I think it's worth asking what Obama and Cheney are really arguing about, because the exchanges have been somewhat vague. This is what Cheney said a few weeks ago:
When you go back to the law enforcement mode, which I sense is what they're doing, closing Guantanamo and so forth, that they are very much giving up that center of attention and focus that's required, and that concept of military threat that is essential if you're going to successfully defend the nation against further attacks.
This is, on it's face, hard to square with what the Obama administration has done so far. Whatever the Obama administration's final decisions on detainee policy, they won't be rescinding the military's authority to detain combatants in a war zone. Thus far, they've maintained a wide detention authority and upheld the Bush policy of treating the entire world as the battlefield in the war on terrorism, which means that terrorist suspects will be treated as "enemy combatants" (even if they're not referred to as such) and subject to the approach outlined in the AUMF rather than the criminal justice system. They Obama administration may eventually move to treating terror suspects captured outside the zone of active combat as criminals, but there's no evidence yet that they're doing that.
Meanwhile, Obama offered a response on 60 Minutes yesterday:
Well, I think we're going to have to figure out a mechanism to make sure that they not released and do us harm. But-- do so in a way that is consistent with both our traditions, sense of due process, international law. But this is-- this is the legacy that's been left behind. And, you know, I'm surprised that-- the Vice President is eager-- to defend-- a legacy that was unsustainable.
[...]
I fundamentally disagree with Dick Cheney. Not surprisingly. You know, I think that-- Vice President Cheney has been-- at the head of a-- movement whose notion is somehow that we can't reconcile our core values, our Constitution, our belief that we don't torture, with our national security interests. I think he's drawing the l-- wrong lesson from history.

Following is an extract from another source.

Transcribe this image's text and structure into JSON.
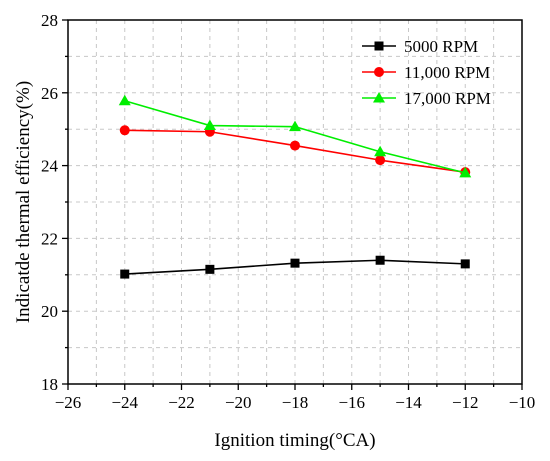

As I said above, there's no indication, beyond rhetoric, that the Obama administration is moving to a "law enforcement" approach to dealing with terrorism as of yet, and some evidence they're doing the opposite. So what is Obama referring to when he talks about consistency with American traditions and international law? What are Obama and Cheney really arguing about?
It seems fairly obvious to me that the former vice president and the current president are arguing about torture and interrogation procedures, simply by process of elimination. What's been unfolding before our eyes is essentially an argument about whether or not the United States can continue to torture terrorism suspects. The "concept of military threat" that Cheney is referring to is the same concept that, in his view, justified America's turn to the "dark side." The fundamental departure that Obama has made from the prior administration thus far is binding all agents of the government to interrogation procedures outlined in the Army Field Manual and closing the black sites, so it's hard to assume he can really be talking about anything else. Obama's response also seems to assume that Cheney, when he refers to abandoning the "concept of military threat" is talking about abandoning those interrogation policies "justified" by the threat of terrorism.
Obama and Cheney have been arguing over whether the United States should torture in the public eye for the past two weeks. Because of the former vice president's use of euphemism, that wasn't entirely clear at first.
UPDATE: Greg Sargent notes that Obama seems to have come "awfully close to directly accusing Cheney of torture."